O alpinista paranaense Waldemar Niclevicz chega hoje a Curitiba depois de ter escalado o K2, a montanha mais perigosa do mundo, com 8.611 metros, localizada no Norte do Paquistão, na fronteira com a China. Ele chegou ao topo do K2 às 18h30 no dia 29 de julho.
O desembarque no Aeroporto Afonso Pena, em São José dos Pinhais, está previsto para as 9h30. Familiares e amigos prometem muita festa no saguão do aeroporto para comemorar a façanha de Niclevicz, que tentava pela terceira vez a escalada do K2. ‘‘A mãe, dona Filomena, prepara uma bela polenta com galinha, além de bolo de chocolate com recheio de côco’’, disse o irmão do alpinista, o dentista Roque Niclevicz. Depois da recepção, Niclevicz concederá entrevista coletiva no escritório da sua assessoria de imprensa, no centro de Curitiba.
O alpinista chegou ao Brasil no último domingo. Ontem ele falou com jornalistas em um hotel de São Paulo. A Folha participou da conversa – que durou pouco mais de duas horas – pela Internet. Niclevicz está 12 quilos mais magro e tem problemas na visão. ‘‘Quando fecho um dos olhos, o outro fica todo embaraçado’’, revelou. Os dedos não precisarão ser amputados, como se temia, por causa do congelamento. A mesma sorte não teve o italiano Marco Camandona, que terá que amputar a ponta de seis dedos. ‘‘Infelizmente o Marco terá que passar por este sacrifício e esta parte da viagem é que não traz boas recordações’’, disse. O outro membro da expedição, o francês Abele Blanc, passa bem.

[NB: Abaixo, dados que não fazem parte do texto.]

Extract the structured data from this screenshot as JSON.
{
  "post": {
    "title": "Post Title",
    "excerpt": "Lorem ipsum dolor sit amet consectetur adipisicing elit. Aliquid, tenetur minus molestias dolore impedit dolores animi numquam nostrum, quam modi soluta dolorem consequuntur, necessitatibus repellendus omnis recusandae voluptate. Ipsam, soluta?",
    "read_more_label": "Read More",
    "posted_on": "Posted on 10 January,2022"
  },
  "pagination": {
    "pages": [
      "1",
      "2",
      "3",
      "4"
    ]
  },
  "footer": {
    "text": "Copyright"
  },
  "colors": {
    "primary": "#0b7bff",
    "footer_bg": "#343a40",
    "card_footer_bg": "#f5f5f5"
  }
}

Niclevicz contou que a expedição custou aproximadamente US$ 200 mil. Sobre futuros projetos, Niclevicz afirmou que não quer criar compromisso com o público a respeito de um novo desafio. ‘‘Depende do patrocínio, mas espero que a conquista do K2 possa trazer mais recursos.’’
Mas a próxima aventura já tem data marcada: em outubro ele vai chefiar uma equipe que vai participar do Enduro da Mata Atlântica. Porém, o que ele mais tem vontade de fazer no momento é se casar com a noiva Adriana Carioba. ‘‘É um sonho que ainda não realizei mas está perto de acontecer, casar com a pessoa mais importante da minha vida e uma das que mais me apoiou durante a expedição’’, disse, em tom apaixonado.
Ele relembrou ainda que a fase mais difícil da expedição foi a descida. ‘‘Tive medo de morrer.’’ Mas o alpinista não consegue se esquecer do momento que esteve no cume da montanha. ‘‘Foi emocionante, nós nos abraçávamos e eu estava tendo alucinações, só depois é que me contaram que eu fotografei e filmei.’’
Niclevicz reclamou da falta de consciência ecológica de alguns alpinistas durante a escalada. ‘‘É inacreditável mas ainda existe muita gente que joga lixo e até depreda a montanha’’, disse, reclamando da postura antiecológica de alguns alpinistas coreanos. ‘‘Há um impacto ambiental gerado pela presença dos alpinistas e algum lixo acaba ficando, mas tem gente que faz de propósito e aí depende da conduta de cada um.’’
Niclevicz contou que a primeira coisa que quer fazer quando desembarcar em Curitiba é beijar seus familiares, depois ‘‘comer a comidinha da mamãe’’ e descansar muito. ‘‘A mente e o corpo estão exaustos’’, disse o alpinista de 33 anos que nasceu em Foz do Iguaçu.
É o primeiro sul-americano a conquistar o K2, considerada a montanha da morte.